Encountering a Core Dump During an Atomic Operation on a Structure Variable
Symptom
When a program calls the atomic operation function to perform an atomic operation on a variable in a structure, a core dump occurs. The stack is as follows:
Program received signal SIGBUS, Bus error. 0x000000000040083c in main () at /root/test/src/main.c:19 19 __sync_add_and_fetch(&a.count, step); (gdb) disassemble Dump of assembler code for function main: 0x0000000000400824 <+0>: sub sp, sp, #0x10 0x0000000000400828 <+4>: mov x0, #0x1 // #1 0x000000000040082c <+8>: str x0, [sp, #8] 0x0000000000400830 <+12>: adrp x0, 0x420000 <__libc_start_main@got.plt> 0x0000000000400834 <+16>: add x0, x0, #0x31 // Puts the address of the variable to the x0 register. 0x0000000000400838 <+20>: ldr x1, [sp, #8] // Specifies the length of the data to be fetched by the LDXR instruction (8 bytes in this example). => 0x000000000040083c <+24>: ldxr x2, [x0] //The value is obtained by the LDXR instruction from the memory address pointed to by the x0 register. 0x0000000000400840 <+28>: add x2, x2, x1 0x0000000000400844 <+32>: stlxr w3, x2, [x0] 0x0000000000400848 <+36>: cbnz w3, 0x40083c <main+24> 0x000000000040084c <+40>: dmb ish 0x0000000000400850 <+44>: mov w0, #0x0 // #0 0x0000000000400854 <+48>: add sp, sp, #0x10 0x0000000000400858 <+52>: ret End of assembler dump. (gdb) p /x $x0 $4 = 0x420039 //The variable address stored in the x0 register is not 8-byte-aligned.
Cause
The Arm64 platform uses the LDAXR and STLXR instructions to perform atomic operations and lock operations on variables.
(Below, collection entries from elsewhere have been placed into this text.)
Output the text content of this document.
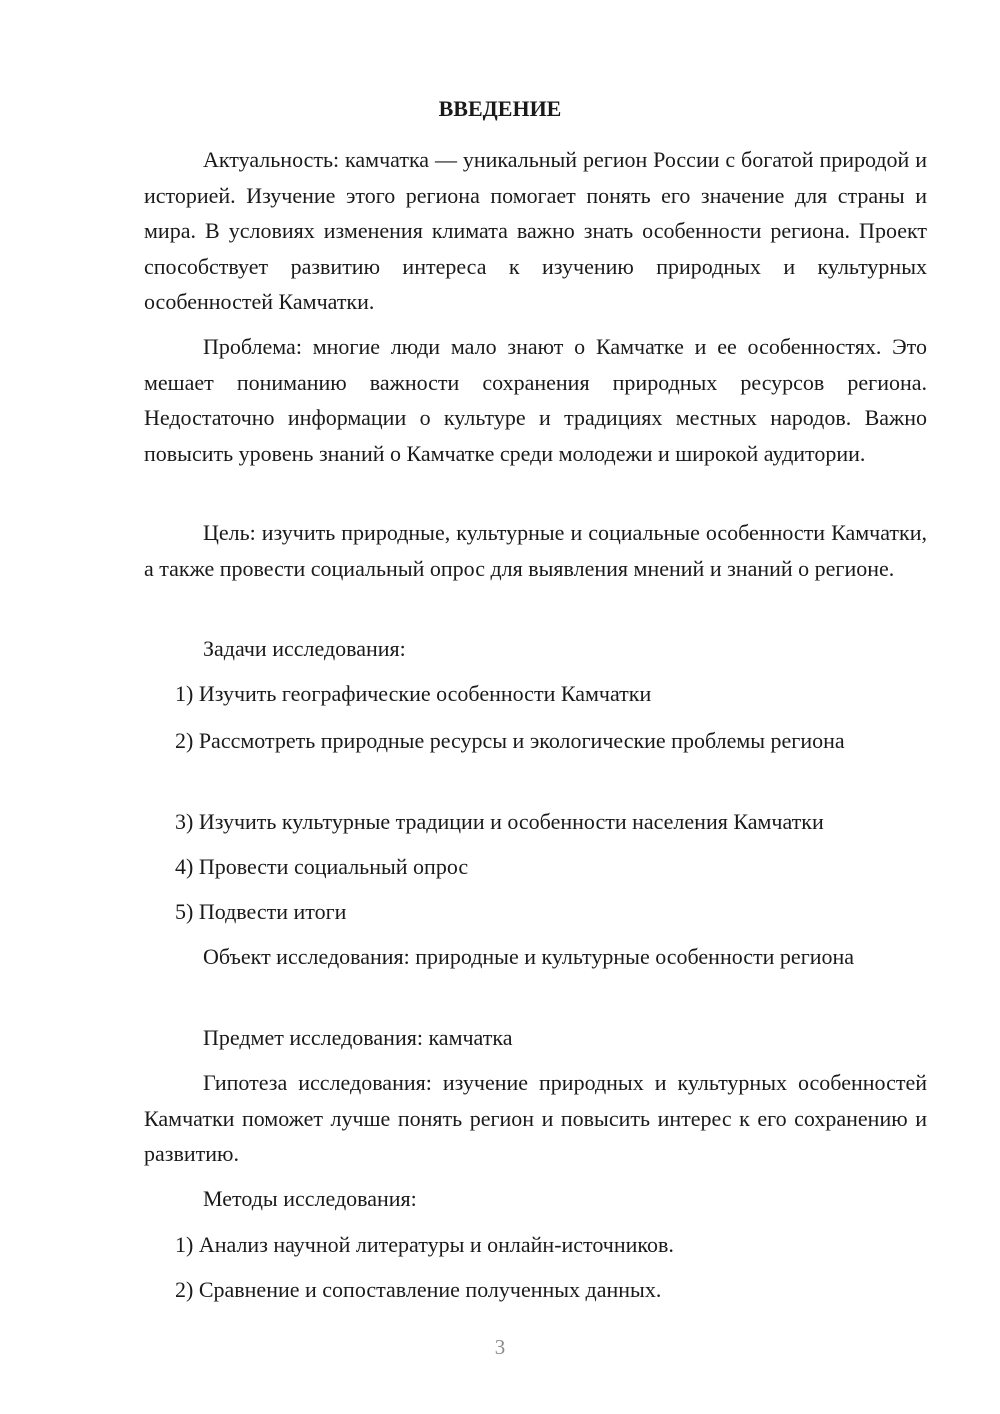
ВВЕДЕНИЕ

Актуальность: камчатка — уникальный регион России с богатой природой и историей. Изучение этого региона помогает понять его значение для страны и мира. В условиях изменения климата важно знать особенности региона. Проект способствует развитию интереса к изучению природных и культурных особенностей Камчатки.

Проблема: многие люди мало знают о Камчатке и ее особенностях. Это мешает пониманию важности сохранения природных ресурсов региона. Недостаточно информации о культуре и традициях местных народов. Важно повысить уровень знаний о Камчатке среди молодежи и широкой аудитории.

Цель: изучить природные, культурные и социальные особенности Камчатки, а также провести социальный опрос для выявления мнений и знаний о регионе.

Задачи исследования:

1) Изучить географические особенности Камчатки

2) Рассмотреть природные ресурсы и экологические проблемы региона

3) Изучить культурные традиции и особенности населения Камчатки

4) Провести социальный опрос

5) Подвести итоги

Объект исследования: природные и культурные особенности региона

Предмет исследования: камчатка

Гипотеза исследования: изучение природных и культурных особенностей Камчатки поможет лучше понять регион и повысить интерес к его сохранению и развитию.

Методы исследования:

1) Анализ научной литературы и онлайн-источников.

2) Сравнение и сопоставление полученных данных.

3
To use these instructions, the variable addresses must be aligned based on the variable length. Otherwise, an exception will be triggered when the instructions are executed, causing a core dump.
Generally, the cause is that the structure is forcibly byte aligned in the code. As a result, the variable addresses are not aligned. If atomic operations or lock operations are performed on these variables, the problem is triggered.
Procedure
- Search for #pragma pack in the code. (This macro changes the default alignment mode of the compiler.)
- Find the byte-aligned structure and modify the code.
If the variables in the structure are used as input parameters of atomic operations, spin locks, mutex locks, semaphores, and read/write locks, the code needs to be modified to ensure that the variables are aligned based on the variable length.